Types of accommodation
You can choose between various types of accommodation depending on your needs and wishes. The most common options are:
- House: living room, kitchen, bathroom and several bedrooms. With or without a garden. Generally unfurnished.
- Apartment or flat: living room, kitchen, bathroom with one or more bedrooms. In a larger building with other apartments/flats. With or without a terrace/balcony, very rarely with a garden. Generally unfurnished.
- Duplex or studio: small living room with integrated bedroom and private kitchenette and/or bathroom.
Before actually moving to Belgium, you can book appointments with house or apartment owners to check the accommodation soon after your arrival.
It is vital to see the actual state of the accommodation before committing to a rental agreement. If possible, check different accommodation options in order to compare the price-quality ratio.
Also, make sure you check the accommodation’s proximity to the University of Antwerp and the commuting times in the morning and the evening.
Rental prices for flats or apartments can run to more than €900 per month. Houses in good condition in Antwerp are often more expensive than apartments.
Please be aware that additional costs like water, gas, internet, electricity and building maintenance are generally not included in the rental price.
If you rent accommodation with furniture (not very common for long-term renting), make sure you check what furnishings are included and whether you need to buy your own towels, bed linen (sheets, pillow, pillow case and blankets) and kitchen utensils. Furnishings that are included in the accommodation will also be listed in the rental contract as they have to stay there after your departure. If the owners find that something is missing, they will deduct the costs from your deposit.
When visiting the accommodation, pay attention to the building and the state of the accommodation. Make sure you ask about additional costs on top of the rental price. Check when the accommodation is available and if you can officially register yourself at the address. If you would like to have a pet, it is also best to discuss this beforehand. If the owner needs proof of your employment at the university, please contact your HR Officer.
Real estate websites
The following websites advertise houses and apartments for rent under contracts of between 1 and 9 years:
It is also a good idea to get in touch with your faculty and ask if they have direct contact with any accommodation owners willing to rent for a certain time period or if they know of any apartments that will become available. Seeing as researchers come and go, it might be possible to take over a departing researcher’s rental agreement.
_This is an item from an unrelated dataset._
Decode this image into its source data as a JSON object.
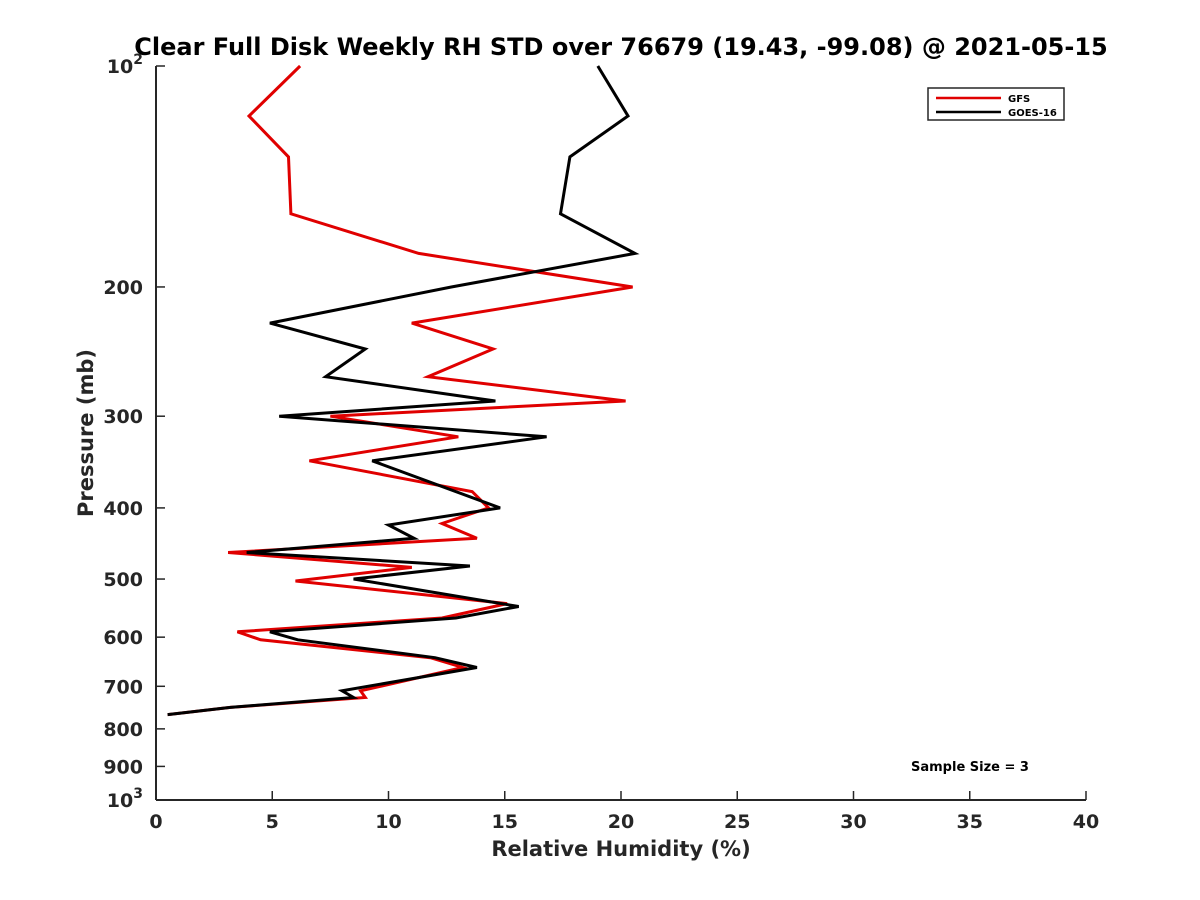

You can also contact them, or the International Student Housing Office in case you have questions about the rental agreement or if you have any doubts about signing.
Co-housing through samenhuizen.be is also possible in Belgium, but make sure the owner of the accommodation agrees to it.
Once you have found an apartment or house to rent, you must sign a rental agreement with the landlord. The rental agreement is an important document that you should read through carefully before signing. Normally the rental agreement will be drawn up in Dutch as this is a legal obligation, but do not sign it unless you understand everything. You can also ask for an English translation, but it is the Dutch version that will need to be signed.
The following points are important when signing a rental agreement:
- Duration of the agreement: Belgium has a system of long-term rental contracts lasting either 1 year or 3-9 years. If you do not terminate your contract legally, it may be renewed automatically. Usually, notice needs to be given by registered letter three months before the end date of the contract. Make sure you terminate your contract on time and in the format agreed upon in the rental agreement.
- The monthly rent: The rental amount and due date for payment need to be mentioned in the rental agreement. The rent cannot be changed by the landlord. They can only index it once a year, and the increase is based on the official index.
- Additional monthly charges: You might need to pay some fees for the common areas of the building such as the hallway, elevator, garden or other joint costs that may occur in the future. These costs need to be mentioned in the rental agreement. Sometimes you will also have to pay a provision for gas, water and/or electricity.
- Description of the property (“plaatsbeschrijving”): the rental contract must include a detailed description of the property. This needs to be completed before or within the first month that you move in. The description can either be prepared by the parties themselves or by an expert (payable service). At the end of the rental period this description will be reviewed to check if everything is still in the same condition as you found it. The description needs to be dated and signed by all parties.
Registration of the rental agreement
Both the rental agreement and the description of the property need to be legally registered. This is taken care of by the landlord. If needed, the tenant can also register the rental agreement (but there is no legal obligation to do this).
The registration can be done:
- at the local tax administration office. The Antwerp office is located at Italiëlei 4 box 3, 2000 Antwerp (opening hours are from 8 a.m. to 12 noon or by appointment: email@example.com).
- or on the website MyRent. More information can be found in Dutch on this website.
If you want to rent a house or apartment, you have to pay a security deposit after signing the rental agreement. When you move out, provided you leave the property in good condition, this deposit will be released back to you.
For rental agreements concluded before 1 January 2019, the rental deposit can be maximum two months' rent. If the tenant wants to pay the deposit in instalments, the deposit is three months' rent. For rental agreements concluded after 1 January 2019, the landlord can request a deposit of maximum three months’ rent. The most common way is to pay the total amount of the deposit into a blocked savings account in your name. The money will only be released after the bank has received a signature from the landlord.
Never pay the security deposit in cash or by direct payment into the landlord’s account.